Angesichts des Streits frohlockte FDP-Fraktionschef Hans-Ulrich Rülke. «Dieser Streit lässt tief blicken», kommentierte er am Sonntag. «All jene, die in Baden-Württemberg auf eine schwarz-grüne Traumhochzeit gehofft haben, müssen zur Kenntnis nehmen, dass daraus bereits heute ein Alptraum geworden ist.»

An diesem Montag will der CDU-Landesvorstand in Stuttgart über einen Termin für eine Mitgliederbefragung beraten, mit der der Kandidat gekürt werden soll. Der Termin soll nach jüngsten Angaben frühestens im Herbst 2014, spätestens vor der Sommerpause 2015 liegen. Eine Entscheidung fällt aber vielleicht erst bei der übernächsten CDU-Vorstandssitzung am 14. April – das wäre nach der Fraktionswahl.

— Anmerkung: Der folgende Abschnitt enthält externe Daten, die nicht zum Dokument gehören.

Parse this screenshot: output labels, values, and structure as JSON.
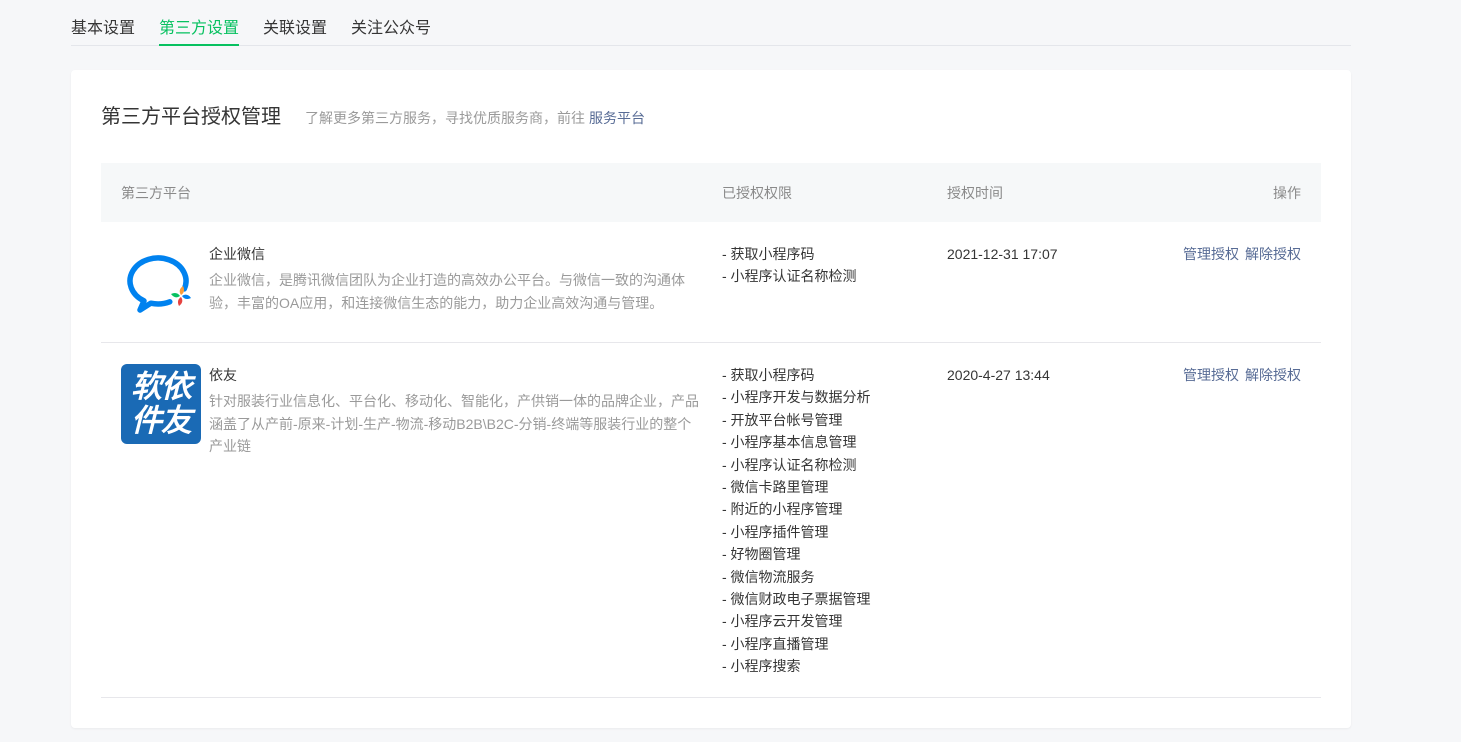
{
  "tabs": [
    {
      "label": "基本设置",
      "active": false
    },
    {
      "label": "第三方设置",
      "active": true
    },
    {
      "label": "关联设置",
      "active": false
    },
    {
      "label": "关注公众号",
      "active": false
    }
  ],
  "section": {
    "title": "第三方平台授权管理",
    "subtitle": "了解更多第三方服务，寻找优质服务商，前往",
    "link_label": "服务平台"
  },
  "table": {
    "columns": [
      "第三方平台",
      "已授权权限",
      "授权时间",
      "操作"
    ],
    "rows": [
      {
        "icon": "wecom-logo-icon",
        "name": "企业微信",
        "description": "企业微信，是腾讯微信团队为企业打造的高效办公平台。与微信一致的沟通体验，丰富的OA应用，和连接微信生态的能力，助力企业高效沟通与管理。",
        "permissions": [
          "- 获取小程序码",
          "- 小程序认证名称检测"
        ],
        "authorized_time": "2021-12-31 17:07",
        "actions": [
          "管理授权",
          "解除授权"
        ]
      },
      {
        "icon": "yiyou-logo-icon",
        "logo_text": [
          "软依",
          "件友"
        ],
        "name": "依友",
        "description": "针对服装行业信息化、平台化、移动化、智能化，产供销一体的品牌企业，产品涵盖了从产前-原来-计划-生产-物流-移动B2B\\B2C-分销-终端等服装行业的整个产业链",
        "permissions": [
          "- 获取小程序码",
          "- 小程序开发与数据分析",
          "- 开放平台帐号管理",
          "- 小程序基本信息管理",
          "- 小程序认证名称检测",
          "- 微信卡路里管理",
          "- 附近的小程序管理",
          "- 小程序插件管理",
          "- 好物圈管理",
          "- 微信物流服务",
          "- 微信财政电子票据管理",
          "- 小程序云开发管理",
          "- 小程序直播管理",
          "- 小程序搜索"
        ],
        "authorized_time": "2020-4-27 13:44",
        "actions": [
          "管理授权",
          "解除授权"
        ]
      }
    ]
  },
  "colors": {
    "accent": "#07c160",
    "link": "#576b95",
    "page_bg": "#f6f7f9",
    "wecom": "#0082ef",
    "yiyou": "#1a6ab5"
  }
}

Der Politikwissenschaftler Hans-Georg Wehling rät der CDU, die Frage der Spitzenkandidatur zeitnah per Mitgliederbefragung zu klären. Das Argument, bei einer frühen Kür bestehe die Gefahr, dass der Kandidat öffentlich zerrissen werde, zähle nicht mehr, sagte er der dpa. Die Debatte unter dem Deckel zu halten, sei ohnehin nicht mehr möglich, sagte Wehling. In der Partei und der Öffentlichkeit werde längst über das Thema gesprochen. (Bettina Grachtrup, dpa)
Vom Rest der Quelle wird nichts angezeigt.